"Diabete in Vista”: il 17 luglio al via lo screening gratuito della ASL Bari per la retinopatia diabetica

Gli screening saranno effettuati con telemedicina e intelligenza artificiale

mercoledì 8 luglio 2026 11.58
Prima giornata di visite al Distretto sociosanitario di via Caduti di Via Fani. L'iniziativa, dedicata ai pazienti diabetici over 40, proseguirà fino a novembre con controlli gratuiti per favorire la diagnosi precoce.

Prenderà il via giovedì 17 luglio "Diabete in Vista", la campagna di screening gratuito per la retinopatia diabetica promossa dalla ASL Bari per favorire la diagnosi precoce di una delle principali complicanze del diabete e contribuire alla tutela della salute visiva delle persone. La giornata del 17 luglio rappresenta il primo appuntamento di un moderno percorso di prevenzione che proseguirà fino al mese di novembre, coinvolgendo sia i cittadini che aderiranno alla campagna sia i pazienti seguiti dagli ambulatori di Diabetologia del Distretto sociosanitario di via Caduti di Via Fani.

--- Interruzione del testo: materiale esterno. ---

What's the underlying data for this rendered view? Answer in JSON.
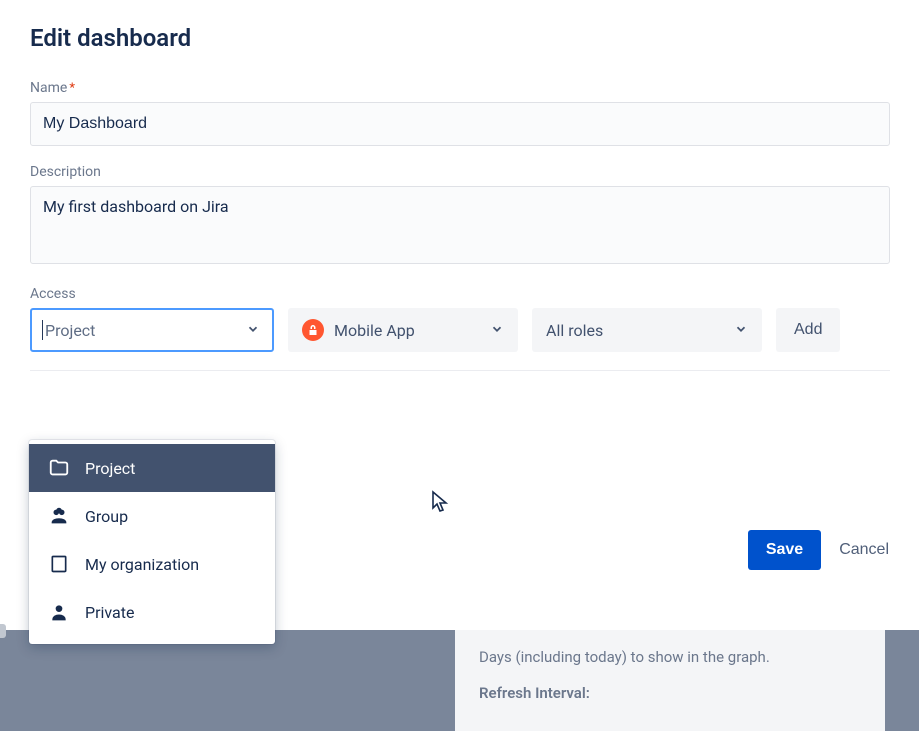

La retinopatia diabetica è una complicanza del diabete che interessa i vasi sanguigni della retina ed è una delle principali cause di cecità evitabile nella popolazione in età lavorativa. Nelle fasi iniziali può non dare sintomi, ma una diagnosi precoce consente di individuare tempestivamente eventuali alterazioni e intervenire prima che il danno diventi irreversibile.

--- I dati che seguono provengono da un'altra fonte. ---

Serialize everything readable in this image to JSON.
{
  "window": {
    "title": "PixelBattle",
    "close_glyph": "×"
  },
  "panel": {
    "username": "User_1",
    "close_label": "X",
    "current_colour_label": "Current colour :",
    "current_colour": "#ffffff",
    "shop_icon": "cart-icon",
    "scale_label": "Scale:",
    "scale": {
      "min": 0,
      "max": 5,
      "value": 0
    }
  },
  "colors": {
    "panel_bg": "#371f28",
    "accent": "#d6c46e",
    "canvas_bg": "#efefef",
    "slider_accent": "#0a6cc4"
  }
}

«La retinopatia diabetica - spiega Antonio Acquaviva, Direttore del Dipartimento Neurosensoriale della ASL Bari e Direttore della UOC di Oculistica del Presidio Ospedaliero Di Venere - è una patologia che evolve lentamente e proprio per questo può essere particolarmente insidiosa. Se trascurata può provocare lesioni retiniche irreversibili con una grave riduzione della vista ed è oggi una delle principali cause di cecità evitabile nella popolazione in età lavorativa. Con "Diabete in Vista" vogliamo intercettare la malattia quando ancora non dà sintomi, offrendo ai pazienti un percorso di prevenzione innovativo che rafforza l'integrazione tra ospedale e territorio e rende più semplice l'accesso ai controlli specialistici.»

In Puglia, secondo studi regionali, l'incidenza annuale della patologia varia dal 2 al 6% della popolazione diabetica, mentre dopo oltre vent'anni di malattia alterazioni retiniche interessano fino al 90% dei pazienti.

L'elemento più innovativo del progetto è il percorso diagnostico adottato. I pazienti saranno sottoposti all'esame del fondo oculare senza la necessità di dilatare la pupilla con colliri, grazie a un retinografo automatizzato presente nell'ambulatorio di Diabetologia e gestito dall'ortottista. Le immagini della retina saranno trasmesse in tempo reale, nel pieno rispetto della normativa sulla privacy (GDPR), a una piattaforma basata su intelligenza artificiale, capace di individuare i casi sospetti e segnalarli agli specialisti della UOC di Oculistica dell'Ospedale Di Venere. Gli oculisti valuteranno gli esami da remoto e, qualora vengano riscontrati segni di retinopatia diabetica o di altre patologie retiniche, prenderanno direttamente in carico il paziente programmando gli approfondimenti diagnostici e gli eventuali trattamenti necessari.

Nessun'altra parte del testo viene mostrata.